Um último problema que vejo em Cantando um Blues é o texto referente J. J. Jackson. O texto destoa, e muito, do restante do livro. O estilo passional e vibrante do autor dá lugar a um texto frio, distante, com aspectos publicitários até. Ao final vejo uma nota dizendo que realmente a autoria do trecho é de Esmeralda Nascimento e não de Isaac Soares de Souza. Fui à internet saber um pouco do tal J. J. Jackson, que, de acordo com o texto, seria um dos maiores estouros musicais do Brasil. Eu já tinha ouvido falar dele por sua regravação de Stand By Me, mas nada além de ouvir falar. E qual não foi a minha surpresa ao ver que o texto era uma reprodução idêntica da página do músico. Segue o link: http://www.jjjackson.com.br/historia.html. Eu não entendi os possíveis motivos de uma inclusão como essa. O fato de ser escrita por um terceiro não é o problema, o problema é que sai completamente do tom do autor e do livro, causa estranheza imediata, tanto que me motivou a buscar e encontrar a fonte original do texto. Ou teria o site do músico transcrito integralmente o trecho do livro? Não sei, mas é algo que gostaria de esclarecer.
Exceptuando esse problema com J. J. Jackson explicado no último parágrafo, eu diria que, apesar de alguns deslizes aqui e ali, ainda assim é uma leitura introdutória bem interessante para aqueles que gostam ou querem conhecer um pouco sobre esse ritmo de doze compassos marcantes e envolventes que é o Blues. Gênero esse que, segundo Clint Eastwood, juntamente com o Jazz, é o único estilo musical verdadeiramente americano. Cantando um blues conta ainda com um bônus primoroso que é o trabalho gráfico impecável. Somando ainda a escassez de obras sobre o tema na nossa língua, com certeza é um livro a se indicar.
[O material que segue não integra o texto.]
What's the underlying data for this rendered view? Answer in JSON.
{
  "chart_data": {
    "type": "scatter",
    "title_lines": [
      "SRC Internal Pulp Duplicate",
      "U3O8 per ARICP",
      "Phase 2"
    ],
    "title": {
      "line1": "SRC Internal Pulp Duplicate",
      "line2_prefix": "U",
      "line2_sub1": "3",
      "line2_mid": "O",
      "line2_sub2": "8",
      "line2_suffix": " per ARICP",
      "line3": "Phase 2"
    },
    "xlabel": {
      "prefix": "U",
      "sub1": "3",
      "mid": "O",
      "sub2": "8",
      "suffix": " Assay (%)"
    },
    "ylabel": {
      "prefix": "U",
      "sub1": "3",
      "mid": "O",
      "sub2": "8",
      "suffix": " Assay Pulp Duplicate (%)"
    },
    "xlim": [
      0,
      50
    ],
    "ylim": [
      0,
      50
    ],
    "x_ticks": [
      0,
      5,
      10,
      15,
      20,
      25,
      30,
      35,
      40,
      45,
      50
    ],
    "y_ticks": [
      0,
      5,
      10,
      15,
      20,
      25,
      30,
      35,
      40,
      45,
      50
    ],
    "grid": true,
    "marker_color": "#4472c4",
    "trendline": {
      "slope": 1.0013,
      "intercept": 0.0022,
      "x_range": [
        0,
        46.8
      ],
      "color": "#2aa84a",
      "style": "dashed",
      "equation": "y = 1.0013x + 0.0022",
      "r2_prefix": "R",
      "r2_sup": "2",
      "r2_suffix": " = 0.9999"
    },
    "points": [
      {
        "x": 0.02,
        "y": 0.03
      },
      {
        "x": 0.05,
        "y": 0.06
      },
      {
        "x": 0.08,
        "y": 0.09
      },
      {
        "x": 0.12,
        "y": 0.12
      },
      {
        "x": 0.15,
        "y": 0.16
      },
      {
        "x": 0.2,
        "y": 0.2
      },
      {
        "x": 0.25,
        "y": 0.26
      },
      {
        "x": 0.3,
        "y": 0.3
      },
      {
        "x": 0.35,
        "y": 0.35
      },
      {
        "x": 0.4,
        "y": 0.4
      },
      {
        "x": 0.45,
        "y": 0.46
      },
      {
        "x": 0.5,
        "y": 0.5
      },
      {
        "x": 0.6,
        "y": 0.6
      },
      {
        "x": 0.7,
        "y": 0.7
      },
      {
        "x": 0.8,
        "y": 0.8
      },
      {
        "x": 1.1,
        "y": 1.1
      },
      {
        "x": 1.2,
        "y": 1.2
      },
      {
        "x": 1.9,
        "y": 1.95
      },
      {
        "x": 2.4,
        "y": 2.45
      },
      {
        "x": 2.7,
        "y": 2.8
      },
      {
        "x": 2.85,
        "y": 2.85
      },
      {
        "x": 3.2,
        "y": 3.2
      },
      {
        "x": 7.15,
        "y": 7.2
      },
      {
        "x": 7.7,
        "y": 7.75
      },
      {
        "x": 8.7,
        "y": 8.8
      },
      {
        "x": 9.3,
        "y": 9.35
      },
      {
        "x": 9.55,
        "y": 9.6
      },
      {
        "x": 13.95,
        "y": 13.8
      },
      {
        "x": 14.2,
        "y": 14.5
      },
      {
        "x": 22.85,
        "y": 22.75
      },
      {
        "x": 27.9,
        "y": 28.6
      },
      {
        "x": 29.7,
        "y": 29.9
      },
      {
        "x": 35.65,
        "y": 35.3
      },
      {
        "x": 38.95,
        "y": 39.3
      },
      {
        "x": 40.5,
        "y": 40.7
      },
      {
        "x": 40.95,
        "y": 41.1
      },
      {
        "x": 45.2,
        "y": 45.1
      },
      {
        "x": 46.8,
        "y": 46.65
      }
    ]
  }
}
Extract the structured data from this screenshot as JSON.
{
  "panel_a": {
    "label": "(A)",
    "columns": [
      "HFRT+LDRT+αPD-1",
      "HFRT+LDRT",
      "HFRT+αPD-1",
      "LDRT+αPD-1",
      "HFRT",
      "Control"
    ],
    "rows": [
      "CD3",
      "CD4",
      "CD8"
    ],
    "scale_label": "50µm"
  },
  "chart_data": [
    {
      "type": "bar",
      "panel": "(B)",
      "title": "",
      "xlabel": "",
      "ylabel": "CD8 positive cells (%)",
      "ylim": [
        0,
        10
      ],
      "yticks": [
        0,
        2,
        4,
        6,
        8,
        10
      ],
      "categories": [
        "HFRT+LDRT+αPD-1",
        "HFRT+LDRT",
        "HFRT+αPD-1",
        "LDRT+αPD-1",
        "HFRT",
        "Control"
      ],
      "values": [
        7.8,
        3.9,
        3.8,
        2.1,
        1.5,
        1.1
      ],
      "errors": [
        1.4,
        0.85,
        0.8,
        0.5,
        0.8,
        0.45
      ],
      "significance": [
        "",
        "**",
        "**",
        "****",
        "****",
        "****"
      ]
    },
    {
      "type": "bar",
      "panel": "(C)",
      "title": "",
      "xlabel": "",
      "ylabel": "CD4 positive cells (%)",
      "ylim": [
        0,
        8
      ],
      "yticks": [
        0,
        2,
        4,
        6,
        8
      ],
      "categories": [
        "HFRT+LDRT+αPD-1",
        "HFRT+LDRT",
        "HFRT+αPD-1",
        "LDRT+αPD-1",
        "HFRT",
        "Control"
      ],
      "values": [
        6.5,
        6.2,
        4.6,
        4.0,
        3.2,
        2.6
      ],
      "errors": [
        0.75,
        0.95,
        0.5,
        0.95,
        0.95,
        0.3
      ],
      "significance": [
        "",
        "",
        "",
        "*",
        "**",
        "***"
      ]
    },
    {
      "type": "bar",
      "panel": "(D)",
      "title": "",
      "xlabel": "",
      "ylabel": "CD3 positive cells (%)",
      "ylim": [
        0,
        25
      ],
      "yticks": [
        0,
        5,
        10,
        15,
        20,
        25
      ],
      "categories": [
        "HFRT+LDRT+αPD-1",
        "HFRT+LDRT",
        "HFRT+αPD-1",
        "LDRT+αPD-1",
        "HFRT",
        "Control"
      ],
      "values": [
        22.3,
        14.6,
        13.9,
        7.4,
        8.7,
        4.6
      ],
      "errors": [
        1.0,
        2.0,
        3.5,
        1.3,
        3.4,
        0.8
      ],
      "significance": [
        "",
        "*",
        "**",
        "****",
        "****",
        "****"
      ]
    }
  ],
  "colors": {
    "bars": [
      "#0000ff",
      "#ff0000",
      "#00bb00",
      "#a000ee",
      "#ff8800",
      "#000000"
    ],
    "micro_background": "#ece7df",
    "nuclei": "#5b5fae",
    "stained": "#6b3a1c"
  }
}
Atualização: Minhas ressalvas anteriores sobre a indicação do livro, que se davam à inclusão de um texto do músico J.J. Jackson, em tom oposto ao restante da obra foram esclarecidas no segundo comentário da postagem, pelo próprio autor do livro. Peço então que ao final da leitura, seja lido também o comentário do próprio Isaac Soares de Souza, em que ele reconhece meu apontamento. Com isso, retiro minha ressalva anterior em que questionava a indicação do livro, e agradeço a transparência do próprio autor e editora, que se dispuseram a esclarecer o assunto.